Author: Nora Hiller
The global community has five years remaining to achieve the 2030 Agenda for Sustainable Development, a pivotal moment to assess the world’s progress on the Sustainable Development Goals (SDGs). This briefing, commissioned by the ENVI committee of the European Parliament, provides an overview of the challenges and opportunities for a joint approach towards the SDGs, in a time of multiple global crises.
The countries of the United Nations will come together at the UN High Level Political Forum on Sustainable Development (HLPF) from 14-23 July 2025 in New York to review the developments. The forum is the main UN platform on sustainable development and this year focuses on the theme of ‘Advancing sustainable, inclusive, science- and evidence-based solutions for the 2030 Agenda’ – emphasising the need to anchor policies in science and evidence to address today’s complex challenges. The HLPF 2025 is also seen as an opportunity to build on the promises of the 2023 SDG summit and the 2024 Summit of the Future, with the inter-governmentally negotiated Pact for the Future.
Commissioned by the ENVI committee of the European Parliament in preparation for the HLPF, this briefing summarises the EU’s challenges and opportunities at this critical stage of the international community.

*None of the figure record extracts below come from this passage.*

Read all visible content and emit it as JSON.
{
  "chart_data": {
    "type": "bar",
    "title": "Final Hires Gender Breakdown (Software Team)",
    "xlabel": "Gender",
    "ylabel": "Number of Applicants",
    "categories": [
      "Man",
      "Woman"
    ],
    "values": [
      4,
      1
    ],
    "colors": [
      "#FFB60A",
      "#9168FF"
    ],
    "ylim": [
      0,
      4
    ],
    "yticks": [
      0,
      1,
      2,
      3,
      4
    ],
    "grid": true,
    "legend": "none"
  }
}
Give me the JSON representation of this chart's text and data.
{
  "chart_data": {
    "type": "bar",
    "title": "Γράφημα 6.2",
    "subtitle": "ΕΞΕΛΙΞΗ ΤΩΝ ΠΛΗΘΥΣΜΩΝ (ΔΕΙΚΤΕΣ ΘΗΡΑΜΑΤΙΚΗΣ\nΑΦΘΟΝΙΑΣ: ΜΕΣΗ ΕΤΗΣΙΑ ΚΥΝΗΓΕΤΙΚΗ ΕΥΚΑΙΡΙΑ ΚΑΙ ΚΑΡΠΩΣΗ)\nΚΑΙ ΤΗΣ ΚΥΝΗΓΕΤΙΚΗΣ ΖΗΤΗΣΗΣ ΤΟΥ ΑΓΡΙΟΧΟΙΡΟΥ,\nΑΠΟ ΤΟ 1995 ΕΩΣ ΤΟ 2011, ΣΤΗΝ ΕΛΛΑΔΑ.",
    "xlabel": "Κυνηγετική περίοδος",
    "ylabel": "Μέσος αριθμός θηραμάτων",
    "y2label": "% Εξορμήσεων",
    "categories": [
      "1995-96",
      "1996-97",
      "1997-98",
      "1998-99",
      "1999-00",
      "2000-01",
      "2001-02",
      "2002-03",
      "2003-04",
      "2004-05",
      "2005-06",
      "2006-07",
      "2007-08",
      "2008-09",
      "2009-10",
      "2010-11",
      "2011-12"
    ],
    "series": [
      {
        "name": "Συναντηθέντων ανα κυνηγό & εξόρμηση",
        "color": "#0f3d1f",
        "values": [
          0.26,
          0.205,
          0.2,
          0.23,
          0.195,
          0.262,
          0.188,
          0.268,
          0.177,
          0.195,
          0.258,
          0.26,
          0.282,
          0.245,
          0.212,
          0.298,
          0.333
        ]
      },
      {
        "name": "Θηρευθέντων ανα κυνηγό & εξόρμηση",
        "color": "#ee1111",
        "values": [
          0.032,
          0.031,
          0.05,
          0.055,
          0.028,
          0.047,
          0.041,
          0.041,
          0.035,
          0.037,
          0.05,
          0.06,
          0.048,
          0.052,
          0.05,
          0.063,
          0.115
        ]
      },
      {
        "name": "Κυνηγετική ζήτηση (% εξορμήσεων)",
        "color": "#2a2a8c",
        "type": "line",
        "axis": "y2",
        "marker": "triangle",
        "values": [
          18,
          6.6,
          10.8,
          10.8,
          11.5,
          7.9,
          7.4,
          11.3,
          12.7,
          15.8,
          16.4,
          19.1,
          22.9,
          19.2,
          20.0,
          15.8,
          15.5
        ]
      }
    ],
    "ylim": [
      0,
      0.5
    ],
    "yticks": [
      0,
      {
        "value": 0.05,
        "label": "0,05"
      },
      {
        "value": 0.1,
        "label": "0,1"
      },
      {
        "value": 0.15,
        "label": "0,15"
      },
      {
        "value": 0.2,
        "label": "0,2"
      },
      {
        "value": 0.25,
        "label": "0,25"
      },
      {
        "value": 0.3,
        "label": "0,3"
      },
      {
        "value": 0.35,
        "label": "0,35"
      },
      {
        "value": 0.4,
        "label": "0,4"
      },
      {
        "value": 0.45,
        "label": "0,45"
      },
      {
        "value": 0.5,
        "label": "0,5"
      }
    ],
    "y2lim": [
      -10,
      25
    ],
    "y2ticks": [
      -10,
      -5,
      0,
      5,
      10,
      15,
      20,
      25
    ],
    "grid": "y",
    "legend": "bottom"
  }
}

It aims to inform about the thematic discussions of the forum, monitoring reports, the importance of financing for the SDGs and an overview of the EU’s progress towards the SDGs that will be under in-depth review. At every forum, several SDGs are being assessed in detail, which this year are SDG 3 (Good health and well-being), SDG 5 (Gender equality), SDG 8 (Decent work and economic growth), SDG 14 (Life below water) and SDG 17 (Partnerships).
The EU’s SDG progress in the last years (2019-2024)

Source: Adapted from Eurostat Monitoring Report 2025
The briefing draws from the research from the latest SDG monitoring reports, including the Europe Sustainable Development Report 2025 and the Eurostat Monitoring Report 2025. Similar to previous years, the EU made progress on SDGs related to socio-economic issues, but insufficient steps were put in place to advance on environmental challenges – particularly in the areas of sustainable food and land systems, responsible consumption and supply chains via external negative spillovers. Globally, merely 17% of SDG targets are on track for 2030, while the rest show limited or reversed progress. Together with multiple geopolitical crises, international development finance cuts of 2024/2025 negatively impact the progress of the SDGs. The world faces an SDG financing gap of over US$4 trillion annually in 2023, potentially widening to US$6.4 trillion by 2030.
At the HLPF 2025, the EU will discuss pathways to progress on SDG implementation and financing. Sustained action is required to, among others, ensure global access to vital medicine and vaccines (SDG 3), to enforce protection against domestic violence and attacks on reproductive rights (SDG 5), to ensure decent work through stronger labour protections and supply chain due diligence (SDG 8), and to halt pollution and destruction of marine ecosystems (SDG 14). To meet the goals of the 2030 Agenda and the Paris Agreement, EU Member States and EU institutions should collaborate more with civil society (SDG 17) to ensure the effective implementation for a sustainable future.